Ninguém pediu uma continuação de “O Contador”, e ainda assim ela chegou — armada, afiada e mais barulhenta do que nunca. Estreando nesta quinta-feira (24), o novo capítulo da saga de Christian Wolff, o contador autista e metódico com habilidades de combate dignas de um super-herói de ação, abraça tudo aquilo que parecia exagerado no filme de 2016 e multiplica por dois: a pancadaria, a confusão narrativa e a masculinidade truncada. A boa notícia? Dessa vez, o absurdo é parte do charme.
Ben Affleck retorna ao papel com a mesma contenção do primeiro filme — olhar vazio, fala precisa, gestos calculados. Mas algo mudou. Em O Contador 2, o roteiro opta por rir, ainda que discretamente, da rigidez do protagonista. Ao invés de esconder suas idiossincrasias sob uma camada de seriedade incômoda, o filme as transforma em momentos quase cômicos, como quando Chris tenta dançar ou navegar em aplicativos de relacionamento. O resultado é um protagonista mais humano, sem abrir mão da letalidade que o tornou famoso.

Foto: Divulgação/Warner Bros. Pictures
A trama, por outro lado, é uma verdadeira salada de interesses: tráfico humano, cartéis de peixe (!), uma rede de jovens autistas hackers e uma assassina estilosa com nome de perfume francês. O roteiro é um labirinto sem centro, mas isso não parece incomodar os realizadores. Aqui, a coerência narrativa é secundária. O importante é que haja espaço para tiroteios, perseguições e diálogos entre irmãos que mais parecem sessões de terapia com testosterona em excesso.
É justamente na dinâmica entre Chris e Braxton (Jon Bernthal) que o filme encontra seu coração.

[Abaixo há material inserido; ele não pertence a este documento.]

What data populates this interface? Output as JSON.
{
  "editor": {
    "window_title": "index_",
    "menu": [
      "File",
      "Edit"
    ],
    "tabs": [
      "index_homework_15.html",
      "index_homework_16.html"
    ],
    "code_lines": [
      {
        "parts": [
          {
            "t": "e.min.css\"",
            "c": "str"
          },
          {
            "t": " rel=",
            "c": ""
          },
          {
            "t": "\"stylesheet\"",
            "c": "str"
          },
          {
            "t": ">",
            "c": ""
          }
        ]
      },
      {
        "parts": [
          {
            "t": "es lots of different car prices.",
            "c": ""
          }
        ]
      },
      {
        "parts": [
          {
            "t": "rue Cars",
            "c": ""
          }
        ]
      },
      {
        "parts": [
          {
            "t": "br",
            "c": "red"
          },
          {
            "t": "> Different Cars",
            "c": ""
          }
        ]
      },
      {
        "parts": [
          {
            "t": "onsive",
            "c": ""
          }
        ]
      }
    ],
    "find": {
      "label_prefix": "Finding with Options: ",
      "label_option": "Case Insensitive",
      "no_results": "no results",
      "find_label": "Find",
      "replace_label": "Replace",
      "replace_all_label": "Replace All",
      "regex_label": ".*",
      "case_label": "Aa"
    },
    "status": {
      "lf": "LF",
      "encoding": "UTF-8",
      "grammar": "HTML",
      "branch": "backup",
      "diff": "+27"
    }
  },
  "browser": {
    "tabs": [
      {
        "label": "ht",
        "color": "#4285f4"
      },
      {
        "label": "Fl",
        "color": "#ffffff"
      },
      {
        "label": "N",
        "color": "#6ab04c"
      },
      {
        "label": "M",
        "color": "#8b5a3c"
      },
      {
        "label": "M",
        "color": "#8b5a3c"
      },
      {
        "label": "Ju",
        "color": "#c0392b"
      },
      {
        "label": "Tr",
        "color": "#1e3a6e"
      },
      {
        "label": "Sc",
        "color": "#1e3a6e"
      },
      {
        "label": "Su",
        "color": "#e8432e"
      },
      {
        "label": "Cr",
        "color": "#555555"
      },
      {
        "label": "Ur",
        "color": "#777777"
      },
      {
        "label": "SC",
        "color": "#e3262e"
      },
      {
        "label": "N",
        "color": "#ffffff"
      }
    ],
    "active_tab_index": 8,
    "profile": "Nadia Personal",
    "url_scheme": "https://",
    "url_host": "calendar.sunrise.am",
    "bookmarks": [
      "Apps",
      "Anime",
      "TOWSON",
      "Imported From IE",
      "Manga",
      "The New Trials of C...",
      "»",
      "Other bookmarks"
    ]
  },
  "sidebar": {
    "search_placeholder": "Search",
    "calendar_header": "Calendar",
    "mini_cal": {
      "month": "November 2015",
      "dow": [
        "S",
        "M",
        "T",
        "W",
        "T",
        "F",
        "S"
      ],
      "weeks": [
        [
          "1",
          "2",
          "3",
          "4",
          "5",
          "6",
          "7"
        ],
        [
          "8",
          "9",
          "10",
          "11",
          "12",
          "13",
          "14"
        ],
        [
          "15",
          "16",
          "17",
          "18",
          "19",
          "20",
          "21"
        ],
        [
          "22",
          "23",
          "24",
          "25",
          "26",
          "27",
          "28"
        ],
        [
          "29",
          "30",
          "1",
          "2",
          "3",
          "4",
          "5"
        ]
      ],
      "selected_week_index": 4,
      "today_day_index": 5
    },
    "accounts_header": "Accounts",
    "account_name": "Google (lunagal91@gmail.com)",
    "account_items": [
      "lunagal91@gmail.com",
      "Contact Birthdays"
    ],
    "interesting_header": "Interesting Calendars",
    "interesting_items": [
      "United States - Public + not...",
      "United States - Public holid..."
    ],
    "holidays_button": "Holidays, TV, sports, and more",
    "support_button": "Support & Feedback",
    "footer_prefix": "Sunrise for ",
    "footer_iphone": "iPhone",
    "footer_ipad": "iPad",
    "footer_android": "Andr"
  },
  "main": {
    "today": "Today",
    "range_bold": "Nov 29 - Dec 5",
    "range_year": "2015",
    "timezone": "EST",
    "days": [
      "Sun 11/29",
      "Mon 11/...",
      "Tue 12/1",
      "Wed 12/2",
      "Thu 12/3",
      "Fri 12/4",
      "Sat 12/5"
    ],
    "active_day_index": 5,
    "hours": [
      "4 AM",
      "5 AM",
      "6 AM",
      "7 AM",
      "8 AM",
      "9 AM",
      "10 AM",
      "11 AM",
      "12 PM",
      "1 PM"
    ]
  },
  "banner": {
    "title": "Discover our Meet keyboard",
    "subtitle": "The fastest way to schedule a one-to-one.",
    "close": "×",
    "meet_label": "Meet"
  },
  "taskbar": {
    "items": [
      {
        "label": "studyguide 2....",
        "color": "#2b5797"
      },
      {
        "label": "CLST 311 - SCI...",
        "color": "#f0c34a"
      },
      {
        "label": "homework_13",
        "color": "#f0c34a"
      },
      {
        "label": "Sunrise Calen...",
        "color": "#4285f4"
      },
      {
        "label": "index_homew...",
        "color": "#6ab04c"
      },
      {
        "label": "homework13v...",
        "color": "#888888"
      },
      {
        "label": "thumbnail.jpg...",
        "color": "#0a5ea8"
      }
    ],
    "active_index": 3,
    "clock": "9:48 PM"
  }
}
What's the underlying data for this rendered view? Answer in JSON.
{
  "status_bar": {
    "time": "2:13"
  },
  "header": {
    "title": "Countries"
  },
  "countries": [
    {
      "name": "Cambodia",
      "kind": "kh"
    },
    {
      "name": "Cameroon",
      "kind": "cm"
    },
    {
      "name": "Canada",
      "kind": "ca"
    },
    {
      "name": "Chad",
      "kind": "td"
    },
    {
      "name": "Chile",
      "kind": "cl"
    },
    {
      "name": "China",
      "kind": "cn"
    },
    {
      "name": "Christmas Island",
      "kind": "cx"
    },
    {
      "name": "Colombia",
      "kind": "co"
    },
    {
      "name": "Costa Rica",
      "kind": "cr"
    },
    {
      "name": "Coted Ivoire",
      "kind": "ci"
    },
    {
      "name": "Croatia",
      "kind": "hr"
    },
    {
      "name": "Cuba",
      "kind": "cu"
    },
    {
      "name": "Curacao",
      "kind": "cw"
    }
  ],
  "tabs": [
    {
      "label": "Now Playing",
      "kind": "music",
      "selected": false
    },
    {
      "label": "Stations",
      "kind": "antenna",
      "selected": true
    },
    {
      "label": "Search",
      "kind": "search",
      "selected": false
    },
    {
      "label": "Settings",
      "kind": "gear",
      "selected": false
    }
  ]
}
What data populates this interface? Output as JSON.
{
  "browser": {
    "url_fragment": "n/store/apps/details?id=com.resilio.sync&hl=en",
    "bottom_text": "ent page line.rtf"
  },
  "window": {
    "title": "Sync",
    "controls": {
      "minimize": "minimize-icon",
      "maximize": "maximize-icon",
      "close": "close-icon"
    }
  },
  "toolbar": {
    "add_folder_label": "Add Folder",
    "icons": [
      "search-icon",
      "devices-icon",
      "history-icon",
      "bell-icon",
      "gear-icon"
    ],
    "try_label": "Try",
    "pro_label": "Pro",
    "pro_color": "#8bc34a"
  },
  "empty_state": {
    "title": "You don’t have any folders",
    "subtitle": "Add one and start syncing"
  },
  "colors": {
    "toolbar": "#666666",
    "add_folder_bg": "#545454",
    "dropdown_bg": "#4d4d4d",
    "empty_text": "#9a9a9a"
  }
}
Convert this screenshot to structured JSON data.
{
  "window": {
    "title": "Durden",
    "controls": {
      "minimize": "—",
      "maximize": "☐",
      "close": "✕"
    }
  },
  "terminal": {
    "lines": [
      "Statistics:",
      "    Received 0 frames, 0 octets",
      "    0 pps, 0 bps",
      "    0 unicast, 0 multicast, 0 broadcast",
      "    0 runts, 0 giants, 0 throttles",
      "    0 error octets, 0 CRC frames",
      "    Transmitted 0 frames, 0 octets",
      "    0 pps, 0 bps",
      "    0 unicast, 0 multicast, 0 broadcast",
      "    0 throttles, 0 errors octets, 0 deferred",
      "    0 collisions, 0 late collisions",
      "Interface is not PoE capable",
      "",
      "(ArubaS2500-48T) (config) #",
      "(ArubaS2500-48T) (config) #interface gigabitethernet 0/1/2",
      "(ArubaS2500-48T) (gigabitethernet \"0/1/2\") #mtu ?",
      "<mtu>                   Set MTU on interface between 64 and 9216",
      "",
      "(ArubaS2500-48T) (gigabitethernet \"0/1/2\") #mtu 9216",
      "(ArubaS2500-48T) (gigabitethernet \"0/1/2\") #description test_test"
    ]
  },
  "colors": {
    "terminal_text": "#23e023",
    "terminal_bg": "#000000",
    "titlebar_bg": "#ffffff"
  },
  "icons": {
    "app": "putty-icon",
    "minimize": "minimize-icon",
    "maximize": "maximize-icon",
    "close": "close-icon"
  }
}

Os dois irmãos — emocionalmente disfuncionais, mas ferozmente leais — entregam os momentos mais críveis em meio ao caos estilizado. Bernthal, livre para exagerar, transforma cada cena em uma espécie de monólogo emocional com armas nas mãos. Se Affleck continua rígido, Bernthal compensa com sobra.

Foto: Divulgação/Warner Bros. Pictures
Talvez o aspecto mais curioso da continuação seja sua tentativa de inclusão. O filme escala atores autistas e insere personagens neurodivergentes como figuras centrais em uma trama de espionagem e vigilância digital. O gesto é válido, ainda que a representação beire o fantasioso — jovens gênios capazes de hackear qualquer sistema do planeta como se estivessem jogando videogame. Não é exatamente realista, tampouco progressista no sentido mais profundo, mas a intenção de mostrar diversidade é clara e bem-vinda.
Apesar das muitas firulas, O Contador 2 não tenta ser mais do que é: entretenimento escapista. A sequência abandona qualquer pretensão de ser um drama psicológico ou estudo de personagem, e aposta tudo na ação estilizada e no carisma estranho de seus protagonistas. Isso faz com que o filme funcione como uma espécie de pipoca gourmet — exagerada, sem nutrição narrativa, mas de sabor viciante.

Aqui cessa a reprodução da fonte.